Search code examples
pythonscipycurve-fittingscipy-optimizemultivariate-testing

Optimizing variable applied to discrete data in order to minimize error function


I'm trying to optimize a function based on discrete data sets I got in the lab.

Spectrum_1 and Spectrum_2 are experimental data sets with length N. Those two arrays contain values taken for each lambda (wavelength) value in lambdas array.

So:

len(Spectrum_1) == len(Spectrum_2) == len(lambdas)

Each Spectrum_1 and Spectrum_2 have the symbolic form

Spectrum = G(T,lambda) * E(lambda)

E(lambda) is unknown, but it is known to not vary with T. E(lambda) would be discrete data (a set of points defined on each value in the 'lambdas' array)

G(T, lambda) is a known function of T and wavelength (lambda) (it is a continuous and defined function). It is the Planck blackbody radiation equation in regards to wavelength to be more specific.

E_1 and E_2 should be equal:

E_1 = Spectrum_1/np.array([G(T_1, lamda) for lamda in lambdas])
E_2 = Spectrum_2/np.array([G(T_2, lamda) for lamda in lambdas])

T_1 and T_2 are unknown but I know they are within 400 to 1000 range (both). T_1 and T_2 are two scalar values.

Knowing that, I need to minimize:

np.sum(np.array([(E_1[i] - E_2[i])**2 for i in lamdas]))

Or at least that's what I think I should minimize. Ideally (E_1[i]-E_2[i])==0 but that won't be the case granted the experimental data in Spectrum_1 and _2 contain noise and distortions due to atmospheric transmission.
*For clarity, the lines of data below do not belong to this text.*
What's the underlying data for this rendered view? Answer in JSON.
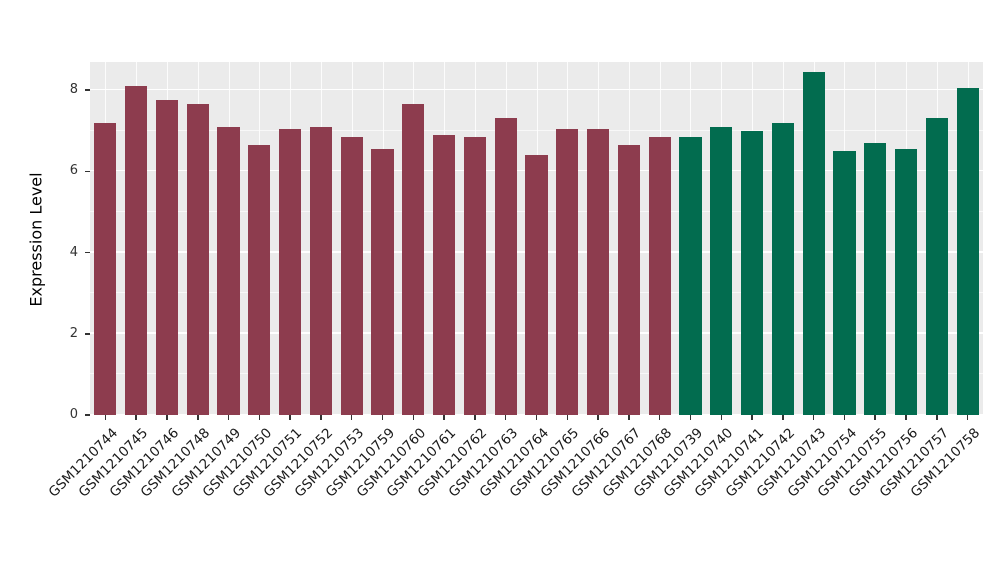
{
  "chart_data": {
    "type": "bar",
    "title": "",
    "xlabel": "",
    "ylabel": "Expression Level",
    "ylim": [
      0,
      8.7
    ],
    "yticks": [
      0,
      2,
      4,
      6,
      8
    ],
    "yticks_minor": [
      1,
      3,
      5,
      7
    ],
    "grid": true,
    "legend": "none",
    "panel_background": "#EBEBEB",
    "group_colors": {
      "group1": "#8D3C4E",
      "group2": "#026C4F"
    },
    "categories": [
      "GSM1210744",
      "GSM1210745",
      "GSM1210746",
      "GSM1210748",
      "GSM1210749",
      "GSM1210750",
      "GSM1210751",
      "GSM1210752",
      "GSM1210753",
      "GSM1210759",
      "GSM1210760",
      "GSM1210761",
      "GSM1210762",
      "GSM1210763",
      "GSM1210764",
      "GSM1210765",
      "GSM1210766",
      "GSM1210767",
      "GSM1210768",
      "GSM1210739",
      "GSM1210740",
      "GSM1210741",
      "GSM1210742",
      "GSM1210743",
      "GSM1210754",
      "GSM1210755",
      "GSM1210756",
      "GSM1210757",
      "GSM1210758"
    ],
    "values": [
      7.2,
      8.1,
      7.75,
      7.65,
      7.1,
      6.65,
      7.05,
      7.1,
      6.85,
      6.55,
      7.65,
      6.9,
      6.85,
      7.3,
      6.4,
      7.05,
      7.05,
      6.65,
      6.85,
      6.85,
      7.1,
      7.0,
      7.2,
      8.45,
      6.5,
      6.7,
      6.55,
      7.3,
      8.05
    ],
    "groups": [
      "group1",
      "group1",
      "group1",
      "group1",
      "group1",
      "group1",
      "group1",
      "group1",
      "group1",
      "group1",
      "group1",
      "group1",
      "group1",
      "group1",
      "group1",
      "group1",
      "group1",
      "group1",
      "group1",
      "group2",
      "group2",
      "group2",
      "group2",
      "group2",
      "group2",
      "group2",
      "group2",
      "group2",
      "group2"
    ]
  }
}
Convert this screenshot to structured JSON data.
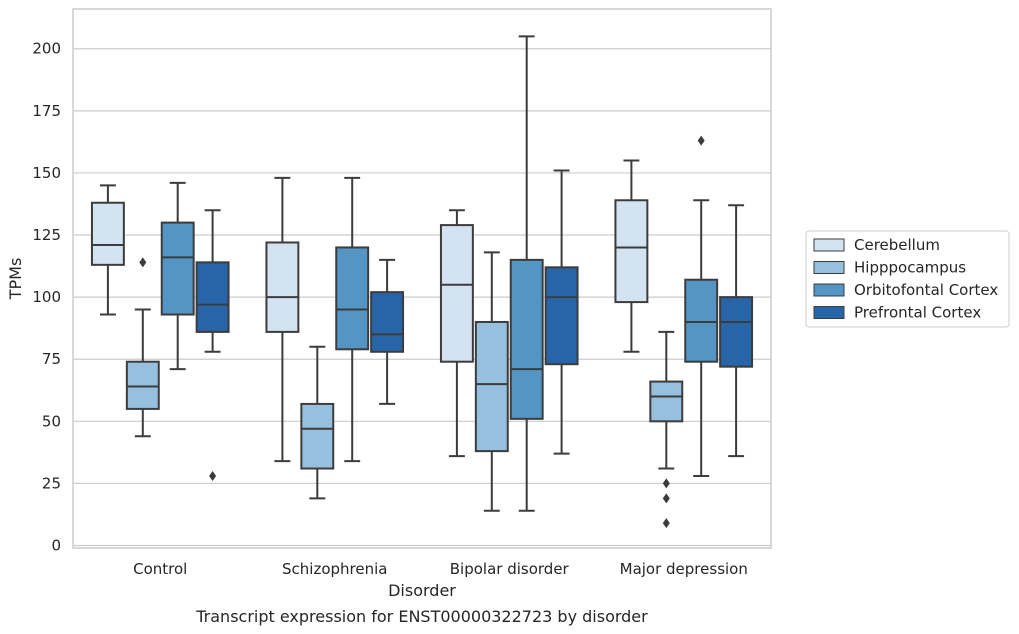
{
  "chart_data": {
    "type": "boxplot",
    "caption": "Transcript expression for ENST00000322723 by disorder",
    "xlabel": "Disorder",
    "ylabel": "TPMs",
    "ylim": [
      -1,
      216
    ],
    "yticks": [
      0,
      25,
      50,
      75,
      100,
      125,
      150,
      175,
      200
    ],
    "grid": true,
    "legend_position": "right",
    "categories": [
      "Control",
      "Schizophrenia",
      "Bipolar disorder",
      "Major depression"
    ],
    "series": [
      {
        "name": "Cerebellum",
        "color": "#d3e3f2",
        "boxes": [
          {
            "whisker_low": 93,
            "q1": 113,
            "median": 121,
            "q3": 138,
            "whisker_high": 145,
            "outliers": []
          },
          {
            "whisker_low": 34,
            "q1": 86,
            "median": 100,
            "q3": 122,
            "whisker_high": 148,
            "outliers": []
          },
          {
            "whisker_low": 36,
            "q1": 74,
            "median": 105,
            "q3": 129,
            "whisker_high": 135,
            "outliers": []
          },
          {
            "whisker_low": 78,
            "q1": 98,
            "median": 120,
            "q3": 139,
            "whisker_high": 155,
            "outliers": []
          }
        ]
      },
      {
        "name": "Hipppocampus",
        "color": "#96c0dd",
        "boxes": [
          {
            "whisker_low": 44,
            "q1": 55,
            "median": 64,
            "q3": 74,
            "whisker_high": 95,
            "outliers": [
              114
            ]
          },
          {
            "whisker_low": 19,
            "q1": 31,
            "median": 47,
            "q3": 57,
            "whisker_high": 80,
            "outliers": []
          },
          {
            "whisker_low": 14,
            "q1": 38,
            "median": 65,
            "q3": 90,
            "whisker_high": 118,
            "outliers": []
          },
          {
            "whisker_low": 31,
            "q1": 50,
            "median": 60,
            "q3": 66,
            "whisker_high": 86,
            "outliers": [
              25,
              19,
              9
            ]
          }
        ]
      },
      {
        "name": "Orbitofontal Cortex",
        "color": "#5495c4",
        "boxes": [
          {
            "whisker_low": 71,
            "q1": 93,
            "median": 116,
            "q3": 130,
            "whisker_high": 146,
            "outliers": []
          },
          {
            "whisker_low": 34,
            "q1": 79,
            "median": 95,
            "q3": 120,
            "whisker_high": 148,
            "outliers": []
          },
          {
            "whisker_low": 14,
            "q1": 51,
            "median": 71,
            "q3": 115,
            "whisker_high": 205,
            "outliers": []
          },
          {
            "whisker_low": 28,
            "q1": 74,
            "median": 90,
            "q3": 107,
            "whisker_high": 139,
            "outliers": [
              163
            ]
          }
        ]
      },
      {
        "name": "Prefrontal Cortex",
        "color": "#2765a8",
        "boxes": [
          {
            "whisker_low": 78,
            "q1": 86,
            "median": 97,
            "q3": 114,
            "whisker_high": 135,
            "outliers": [
              28
            ]
          },
          {
            "whisker_low": 57,
            "q1": 78,
            "median": 85,
            "q3": 102,
            "whisker_high": 115,
            "outliers": []
          },
          {
            "whisker_low": 37,
            "q1": 73,
            "median": 100,
            "q3": 112,
            "whisker_high": 151,
            "outliers": []
          },
          {
            "whisker_low": 36,
            "q1": 72,
            "median": 90,
            "q3": 100,
            "whisker_high": 137,
            "outliers": []
          }
        ]
      }
    ]
  }
}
I'm not very familiar with optimizing with multiple unknown variables (T_1 and T_2) in Python. I could brute test millions of combinations of T_1 and T_2 I suppose, but I wish to do it correctly. I wonder if anybody could help me.

I hear scipy.optimize could do it for me, but many methods ask for Jacobian and Hessian and I'm unsure how to proceed given I have experimental data (Spectrum_1 and Spectrum_2) and I'm not dealing with continuous/smooth functions.


Solution

  • Given the data and assumptions, I see no reason why scipy.optimize.minimize() wouldn't work.
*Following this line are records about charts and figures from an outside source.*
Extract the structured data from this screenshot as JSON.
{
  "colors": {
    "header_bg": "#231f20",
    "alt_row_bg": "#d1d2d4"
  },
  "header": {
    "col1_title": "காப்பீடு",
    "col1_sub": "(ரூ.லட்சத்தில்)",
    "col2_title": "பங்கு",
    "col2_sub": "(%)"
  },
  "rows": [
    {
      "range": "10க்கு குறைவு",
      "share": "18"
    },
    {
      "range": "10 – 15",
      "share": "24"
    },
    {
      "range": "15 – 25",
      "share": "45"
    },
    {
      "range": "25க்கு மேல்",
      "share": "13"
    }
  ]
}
    I hear scipy.optimize could do it for me, but many methods ask for Jacobian and Hessian

    Those aren't required. If you don't provide them, they will be estimated using numerical differentiation, i.e. varying the inputs a little and seeing how much the outputs change. This assumes the function is continuous, though.
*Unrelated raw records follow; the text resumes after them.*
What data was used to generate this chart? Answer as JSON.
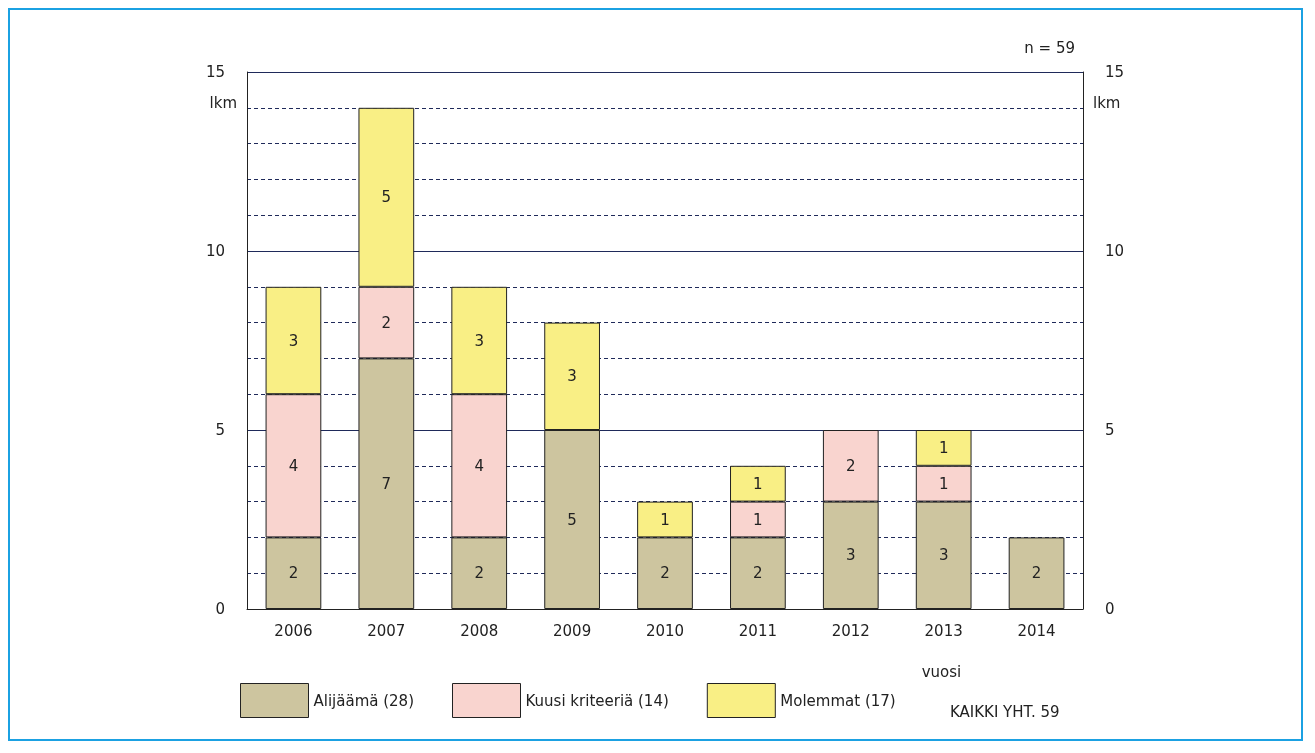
{
  "chart_data": {
    "type": "bar",
    "stacked": true,
    "categories": [
      "2006",
      "2007",
      "2008",
      "2009",
      "2010",
      "2011",
      "2012",
      "2013",
      "2014"
    ],
    "series": [
      {
        "name": "Alijäämä (28)",
        "color": "#cdc59f",
        "values": [
          2,
          7,
          2,
          5,
          2,
          2,
          3,
          3,
          2
        ]
      },
      {
        "name": "Kuusi kriteeriä (14)",
        "color": "#f9d4cf",
        "values": [
          4,
          2,
          4,
          null,
          null,
          1,
          2,
          1,
          null
        ]
      },
      {
        "name": "Molemmat (17)",
        "color": "#f9ef85",
        "values": [
          3,
          5,
          3,
          3,
          1,
          1,
          null,
          1,
          null
        ]
      }
    ],
    "ylim": [
      0,
      15
    ],
    "yticks": [
      0,
      {
        "value": 1,
        "label": null
      },
      {
        "value": 2,
        "label": null
      },
      {
        "value": 3,
        "label": null
      },
      {
        "value": 4,
        "label": null
      },
      5,
      {
        "value": 6,
        "label": null
      },
      {
        "value": 7,
        "label": null
      },
      {
        "value": 8,
        "label": null
      },
      {
        "value": 9,
        "label": null
      },
      10,
      {
        "value": 11,
        "label": null
      },
      {
        "value": 12,
        "label": null
      },
      {
        "value": 13,
        "label": null
      },
      {
        "value": 14,
        "label": null
      },
      15
    ],
    "y2lim": [
      0,
      15
    ],
    "y2ticks": [
      0,
      5,
      10,
      15
    ],
    "ylabel": "lkm",
    "y2label": "lkm",
    "xlabel": "vuosi",
    "annotations": [
      "n = 59",
      "KAIKKI YHT. 59"
    ],
    "data_labels": true,
    "grid": "y",
    "legend": "bottom"
  }
}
    I'm unsure how to proceed given I have experimental data (Spectrum_1 and Spectrum_2) and I'm not dealing with continuous/smooth functions.

    As I understand it, you do have a continuous function. You've said that G(T, lambda) is a continuous function. The fact that you're applying it to many different data samples doesn't make it no longer continuous. Similarly, the other operators, -, squaring, /, and summing, also are continuous. (With the exception of division by zero - but you can write a constraint to forbid this if G(T, lambda) can be zero.)

    You could try something along these lines:

    from scipy.optimize import minimize
    
    
    # Put experimental data here
    Spectrum_1 = np.array([...])
    Spectrum_2 = np.array([...])
    lambdas = np.array([...])
    
    def loss(params):
        T_1, T_2 = params
        E_1 = Spectrum_1/np.array([G(T_1, lamda) for lamda in lambdas])
        E_2 = Spectrum_2/np.array([G(T_2, lamda) for lamda in lambdas])
        # Use vectorization to subtract every element of E_1 from E_2
        difference = E_1 - E_2
        return np.sum(difference**2)
    
    result = minimize(
        loss,
        x0=[0, 0],  # Put some reasonable initial guess here for T_1 and T_2
    )
    print(result)
    

    If you think this is a function which may have many local minima, you may also want to try one of the global optimizers. Also, all of the global optimizers except basinhopping work even when the function is not continuous.